West Virginia Democratic Sen. Joe Manchin has been dangling the issue of voting rights over Black Americans’ heads like a carrot. Most recently, he co-sponsored the Freedom to Vote Act but is tying the bill’s fate to the Senate filibuster, arguing that voting rights aren’t a partisan issue.

He’s wrong, of course. Voting rights – and civil rights, for that matter – are as much a partisan issue as they are a (broken) promise. The deterrents are seared in America’s history – the rioters who think they’re “redeemers,” the rigging known as gerrymandering, the racist violence.

Saving “the soul of America” 

And then there are the undeterred, the individuals and groups who represent the closest thing we have to democracy.
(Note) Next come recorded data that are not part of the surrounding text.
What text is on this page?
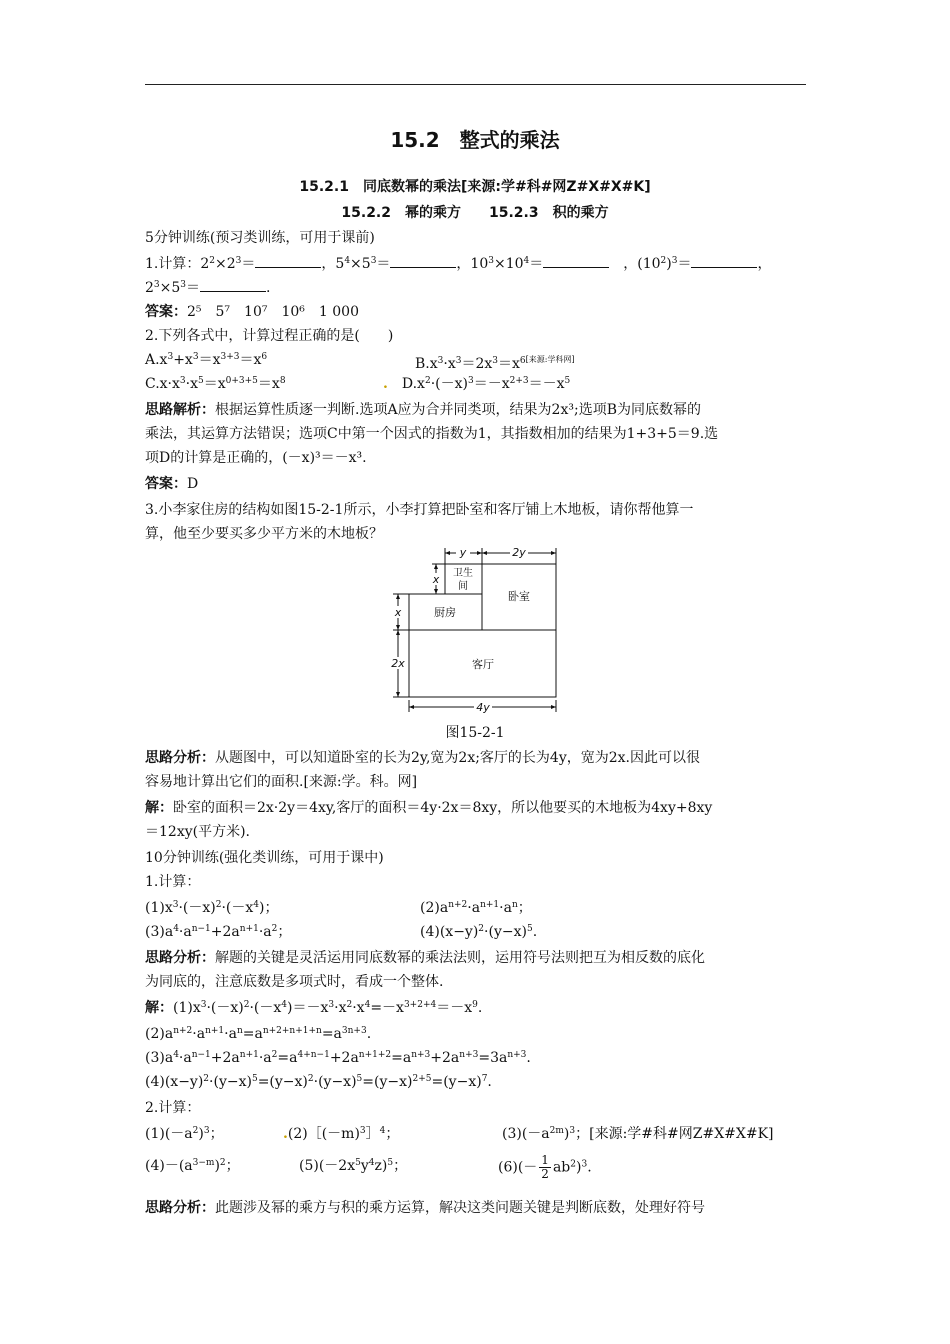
15.2　整式的乘法
15.2.1　同底数幂的乘法[来源:学#科#网Z#X#X#K]
15.2.2　幂的乘方　　15.2.3　积的乘方
5分钟训练(预习类训练，可用于课前)
1.计算：$2^2\times 2^3=$	，$5^4\times 5^3=$	，$10^3\times 10^4=$	　，$(10^2)^3=$	，
$2^3\times 5^3=$	.
答案：2⁵　5⁷　10⁷　10⁶　1 000
2.下列各式中，计算过程正确的是(　　)
$A.x^3+x^3=x^{3+3}=x^6$	$B.x^3\cdot x^3=2x^3=x^{6[来源:学科网]}$
$C.x\cdot x^3\cdot x^5=x^{0+3+5}=x^8$	.　$D.x^2\cdot(-x)^3=-x^{2+3}=-x^5$
思路解析：根据运算性质逐一判断.选项A应为合并同类项，结果为2x³;选项B为同底数幂的
乘法，其运算方法错误；选项C中第一个因式的指数为1，其指数相加的结果为1+3+5＝9.选
项D的计算是正确的，(－x)³＝－x³.
答案：D
3.小李家住房的结构如图15-2-1所示，小李打算把卧室和客厅铺上木地板，请你帮他算一
算，他至少要买多少平方米的木地板？
y	2y
x
x
2x
4y
卫生
间
卧室
厨房
客厅
图15-2-1
思路分析：从题图中，可以知道卧室的长为2y,宽为2x;客厅的长为4y，宽为2x.因此可以很
容易地计算出它们的面积.[来源:学。科。网]
解：卧室的面积＝2x·2y＝4xy,客厅的面积＝4y·2x＝8xy，所以他要买的木地板为4xy+8xy
＝12xy(平方米).
10分钟训练(强化类训练，可用于课中)
1.计算：
$(1)x^3\cdot(-x)^2\cdot(-x^4)$；	$(2)a^{n+2}\cdot a^{n+1}\cdot a^n$；
$(3)a^4\cdot a^{n-1}+2a^{n+1}\cdot a^2$；	$(4)(x-y)^2\cdot(y-x)^5$.
思路分析：解题的关键是灵活运用同底数幂的乘法法则，运用符号法则把互为相反数的底化
为同底的，注意底数是多项式时，看成一个整体.
解：$(1)x^3\cdot(-x)^2\cdot(-x^4)=-x^3\cdot x^2\cdot x^4=-x^{3+2+4}=-x^9$.
$(2)a^{n+2}\cdot a^{n+1}\cdot a^n=a^{n+2+n+1+n}=a^{3n+3}$.
$(3)a^4\cdot a^{n-1}+2a^{n+1}\cdot a^2=a^{4+n-1}+2a^{n+1+2}=a^{n+3}+2a^{n+3}=3a^{n+3}$.
$(4)(x-y)^2\cdot(y-x)^5=(y-x)^2\cdot(y-x)^5=(y-x)^{2+5}=(y-x)^7$.
2.计算：
$(1)(-a^2)^3$；	$.(2)[(-m)^3]^4$；	$(3)(-a^{2m})^3$；[来源:学#科#网Z#X#X#K]
$(4)-(a^{3-m})^2$；	$(5)(-2x^5y^4z)^5$；	$(6)(- \frac{1}{2} ab^2)^3$.
思路分析：此题涉及幂的乘方与积的乘方运算，解决这类问题关键是判断底数，处理好符号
Martin Luther King recalled in his 1967 “Beyond Vietnam” speech that the Southern Christian Leadership Conference’s motto was “To save the soul of America.” He also shared these lines from the “Black bard of Harlem,” Langston Hughes:

O, yes,
I say it plain,
America never was America to me,
And yet I swear this oath —
America will be!

There is no democracy – and yet democracy is at stake. Congress and America’s leaders are in a position to do something different from the country’s forefathers: to treat Black people and other people of color as full, not partial, Americans.

Passing voting rights legislation might be a low bar for some, but for America, it’s better than no bar. It’s a step toward building an America that Black people have never seen.